Na sua acostumada ética sem moral e legalidade sem justiça, a PGR de Maputo poderá até sustentar a legalidade do acto. Afinal, há leis e regulamentos que proíbem a venda de álcool junto a escolas. Mas será que a justiça se esgota na legalidade? E por que razão essa lei se aplica com mais vigor a vendedores de barracas do que a gerentes de restaurantes e hotéis?
A resposta, se quisermos ser honestos, não requer um doutoramento em Ciências Jurídicas, mas apenas um espelho social: é mais fácil punir o pobre do que afrontar o poder económico. É o velho instinto colonial reencarnado em toga pós-independente — uma espécie de “justiça de classe”, que desce com fúria aos bairros suburbanos, mas que caminha em bicos de pés, pelas avenidas diplomáticas.
Enquanto os jovens fumam e bebem — e é certo que o fazem — os verdadeiros traficantes de vícios e impunidades continuam a jantar nos restaurantes que servem tanto vinho quanto cumplicidade com o sistema institucional hipócrita. É nesse paradoxo que vive Maputo: cidade onde se combate a delinquência pobre com firmeza, mas se ignora a criminalidade respeitável com reverência.

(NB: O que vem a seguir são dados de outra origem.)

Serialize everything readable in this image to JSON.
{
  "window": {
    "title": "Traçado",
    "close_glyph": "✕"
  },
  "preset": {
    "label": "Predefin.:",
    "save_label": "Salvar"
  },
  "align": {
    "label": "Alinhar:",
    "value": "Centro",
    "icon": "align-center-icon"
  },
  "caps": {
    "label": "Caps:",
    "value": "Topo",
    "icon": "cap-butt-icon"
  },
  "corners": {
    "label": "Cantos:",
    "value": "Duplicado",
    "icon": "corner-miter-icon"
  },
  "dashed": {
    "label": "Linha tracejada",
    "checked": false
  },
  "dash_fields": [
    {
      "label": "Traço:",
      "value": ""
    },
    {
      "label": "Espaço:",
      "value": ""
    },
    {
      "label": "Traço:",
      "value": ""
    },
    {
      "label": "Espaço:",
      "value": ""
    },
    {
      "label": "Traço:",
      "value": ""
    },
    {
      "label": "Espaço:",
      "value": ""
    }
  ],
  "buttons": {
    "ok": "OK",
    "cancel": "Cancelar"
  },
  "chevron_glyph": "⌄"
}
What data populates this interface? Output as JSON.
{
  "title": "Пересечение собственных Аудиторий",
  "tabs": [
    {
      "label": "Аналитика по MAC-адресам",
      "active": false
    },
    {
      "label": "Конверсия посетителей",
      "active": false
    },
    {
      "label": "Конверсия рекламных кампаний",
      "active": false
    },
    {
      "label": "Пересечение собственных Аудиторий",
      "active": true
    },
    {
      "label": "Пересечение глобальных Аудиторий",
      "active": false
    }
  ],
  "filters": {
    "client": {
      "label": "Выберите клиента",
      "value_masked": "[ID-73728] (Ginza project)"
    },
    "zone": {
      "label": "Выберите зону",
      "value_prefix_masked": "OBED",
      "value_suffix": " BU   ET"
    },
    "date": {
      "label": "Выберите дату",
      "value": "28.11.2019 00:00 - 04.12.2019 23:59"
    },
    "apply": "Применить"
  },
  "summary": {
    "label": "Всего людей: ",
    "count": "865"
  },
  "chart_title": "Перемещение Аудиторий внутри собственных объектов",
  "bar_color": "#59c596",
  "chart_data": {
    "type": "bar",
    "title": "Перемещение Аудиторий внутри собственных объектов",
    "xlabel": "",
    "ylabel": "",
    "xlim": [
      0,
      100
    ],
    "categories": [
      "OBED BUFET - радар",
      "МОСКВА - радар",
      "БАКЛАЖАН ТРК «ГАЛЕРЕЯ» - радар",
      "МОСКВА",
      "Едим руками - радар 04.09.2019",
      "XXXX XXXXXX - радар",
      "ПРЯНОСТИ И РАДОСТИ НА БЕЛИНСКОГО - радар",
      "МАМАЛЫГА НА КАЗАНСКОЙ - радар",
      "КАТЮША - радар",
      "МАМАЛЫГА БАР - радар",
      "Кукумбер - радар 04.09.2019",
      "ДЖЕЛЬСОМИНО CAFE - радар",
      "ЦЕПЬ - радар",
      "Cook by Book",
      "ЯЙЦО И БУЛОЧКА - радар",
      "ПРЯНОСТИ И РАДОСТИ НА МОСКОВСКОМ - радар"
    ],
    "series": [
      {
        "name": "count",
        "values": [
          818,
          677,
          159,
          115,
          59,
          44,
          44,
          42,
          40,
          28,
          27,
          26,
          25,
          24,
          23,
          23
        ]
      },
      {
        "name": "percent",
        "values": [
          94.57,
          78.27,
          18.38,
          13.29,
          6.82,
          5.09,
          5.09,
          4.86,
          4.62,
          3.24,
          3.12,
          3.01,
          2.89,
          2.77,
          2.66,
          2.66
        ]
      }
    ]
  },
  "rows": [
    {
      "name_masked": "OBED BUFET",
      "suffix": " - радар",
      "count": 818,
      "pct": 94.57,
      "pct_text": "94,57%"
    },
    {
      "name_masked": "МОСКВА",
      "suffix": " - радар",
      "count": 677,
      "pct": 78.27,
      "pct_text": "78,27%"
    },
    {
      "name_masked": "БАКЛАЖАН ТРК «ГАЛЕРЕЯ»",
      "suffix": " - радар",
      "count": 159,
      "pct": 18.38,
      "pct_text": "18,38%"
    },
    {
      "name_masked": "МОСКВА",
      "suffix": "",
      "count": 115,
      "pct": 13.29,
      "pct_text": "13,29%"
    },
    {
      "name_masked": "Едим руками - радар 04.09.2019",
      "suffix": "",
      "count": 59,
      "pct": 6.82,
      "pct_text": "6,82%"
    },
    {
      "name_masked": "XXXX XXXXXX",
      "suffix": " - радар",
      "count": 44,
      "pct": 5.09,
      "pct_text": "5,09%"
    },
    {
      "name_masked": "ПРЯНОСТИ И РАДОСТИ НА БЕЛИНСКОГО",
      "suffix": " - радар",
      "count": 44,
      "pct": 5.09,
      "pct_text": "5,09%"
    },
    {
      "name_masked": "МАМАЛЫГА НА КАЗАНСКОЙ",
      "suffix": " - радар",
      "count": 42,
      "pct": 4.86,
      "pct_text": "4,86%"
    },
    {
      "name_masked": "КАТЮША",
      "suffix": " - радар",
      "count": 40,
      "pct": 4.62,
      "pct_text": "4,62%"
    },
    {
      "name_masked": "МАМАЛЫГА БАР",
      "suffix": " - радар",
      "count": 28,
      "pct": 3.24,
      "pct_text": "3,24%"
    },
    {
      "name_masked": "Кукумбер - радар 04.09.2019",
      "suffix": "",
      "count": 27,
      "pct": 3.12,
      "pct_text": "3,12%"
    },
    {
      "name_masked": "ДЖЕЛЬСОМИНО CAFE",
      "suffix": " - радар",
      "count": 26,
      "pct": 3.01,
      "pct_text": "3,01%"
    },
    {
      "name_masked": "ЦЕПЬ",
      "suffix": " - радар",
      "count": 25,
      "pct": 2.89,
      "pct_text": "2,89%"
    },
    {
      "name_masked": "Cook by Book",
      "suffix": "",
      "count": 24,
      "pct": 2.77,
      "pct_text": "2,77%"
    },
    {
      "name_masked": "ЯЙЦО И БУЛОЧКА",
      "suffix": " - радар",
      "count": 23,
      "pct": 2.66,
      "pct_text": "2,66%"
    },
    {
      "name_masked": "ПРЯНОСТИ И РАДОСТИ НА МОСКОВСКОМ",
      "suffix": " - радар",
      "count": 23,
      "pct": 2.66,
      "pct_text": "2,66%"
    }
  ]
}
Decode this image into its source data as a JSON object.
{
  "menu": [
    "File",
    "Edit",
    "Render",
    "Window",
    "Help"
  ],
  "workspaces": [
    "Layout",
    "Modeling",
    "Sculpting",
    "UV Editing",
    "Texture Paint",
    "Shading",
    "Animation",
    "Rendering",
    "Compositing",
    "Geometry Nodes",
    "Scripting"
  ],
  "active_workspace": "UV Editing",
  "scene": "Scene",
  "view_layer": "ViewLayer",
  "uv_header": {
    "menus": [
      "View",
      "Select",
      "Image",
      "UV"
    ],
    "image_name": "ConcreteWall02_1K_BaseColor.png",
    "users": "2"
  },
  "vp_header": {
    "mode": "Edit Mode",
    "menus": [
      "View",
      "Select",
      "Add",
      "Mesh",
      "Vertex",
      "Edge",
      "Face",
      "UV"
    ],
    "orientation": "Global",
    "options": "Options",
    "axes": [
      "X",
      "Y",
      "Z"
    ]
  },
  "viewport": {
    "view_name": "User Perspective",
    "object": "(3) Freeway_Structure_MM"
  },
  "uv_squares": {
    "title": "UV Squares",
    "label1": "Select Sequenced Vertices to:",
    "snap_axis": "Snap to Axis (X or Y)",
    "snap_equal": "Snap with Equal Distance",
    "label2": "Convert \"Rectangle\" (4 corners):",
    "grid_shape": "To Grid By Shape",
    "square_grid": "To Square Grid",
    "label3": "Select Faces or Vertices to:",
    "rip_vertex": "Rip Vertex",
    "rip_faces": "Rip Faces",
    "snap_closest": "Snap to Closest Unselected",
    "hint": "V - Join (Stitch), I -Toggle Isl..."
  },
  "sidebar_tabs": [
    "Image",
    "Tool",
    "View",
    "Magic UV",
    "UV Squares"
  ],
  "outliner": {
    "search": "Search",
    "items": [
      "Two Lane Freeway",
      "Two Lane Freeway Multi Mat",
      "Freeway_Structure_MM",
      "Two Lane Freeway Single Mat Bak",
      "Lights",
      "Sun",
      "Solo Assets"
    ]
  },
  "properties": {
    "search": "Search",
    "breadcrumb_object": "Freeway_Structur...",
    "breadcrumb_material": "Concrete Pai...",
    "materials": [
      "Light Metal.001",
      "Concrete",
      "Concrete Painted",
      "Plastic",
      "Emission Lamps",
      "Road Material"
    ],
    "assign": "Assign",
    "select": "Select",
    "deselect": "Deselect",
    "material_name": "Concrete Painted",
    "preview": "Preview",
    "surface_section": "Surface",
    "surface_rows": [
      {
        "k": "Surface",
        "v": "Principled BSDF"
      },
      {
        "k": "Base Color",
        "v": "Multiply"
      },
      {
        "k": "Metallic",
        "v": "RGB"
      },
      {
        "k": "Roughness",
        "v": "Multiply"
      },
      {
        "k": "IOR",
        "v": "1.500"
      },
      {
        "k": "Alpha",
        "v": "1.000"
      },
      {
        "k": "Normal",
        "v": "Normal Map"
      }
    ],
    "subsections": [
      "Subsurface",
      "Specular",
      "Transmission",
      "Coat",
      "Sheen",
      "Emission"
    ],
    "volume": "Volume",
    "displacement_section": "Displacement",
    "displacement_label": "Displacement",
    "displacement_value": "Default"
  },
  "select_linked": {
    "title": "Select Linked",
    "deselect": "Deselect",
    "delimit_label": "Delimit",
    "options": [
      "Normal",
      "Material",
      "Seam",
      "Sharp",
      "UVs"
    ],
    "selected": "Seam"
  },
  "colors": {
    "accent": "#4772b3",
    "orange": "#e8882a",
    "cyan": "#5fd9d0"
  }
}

A mensagem é clara: em Moçambique, vender uma cerveja numa barraca é um atentado à ordem pública; mas servir whisky num hotel de quatro estrelas é hospitalidade turística. O mesmo álcool, mas duas justiças. O mesmo raio de 500 metros, mas duas geografias morais.
Conclusão
Se a justiça fosse, de facto, cega, não veria a diferença entre zinco e betão armado. Mas como em Moçambique ela apenas fecha os olhos ao que convém, resta ao povo a melancólica contemplação da comédia nacional, onde se ri para não chorar — ou para não se tornar cúmplice do silêncio.
Neste cenário, o Estado não passa de um autor que escreve tragédias com a tinta do sofrimento alheio. E o povo, espectador atónito, continua à espera de uma justiça que o trate como cidadão e não como estorvo. Até lá, resta-nos filosofar… e resistir.
“Num Estado ético, o poder protegeria os vulneráveis. Num Estado tragicómico como o nosso, o poder é o primeiro a empurrá-los para o abismo, por terem cometido o pecado de serem empobrecidos”.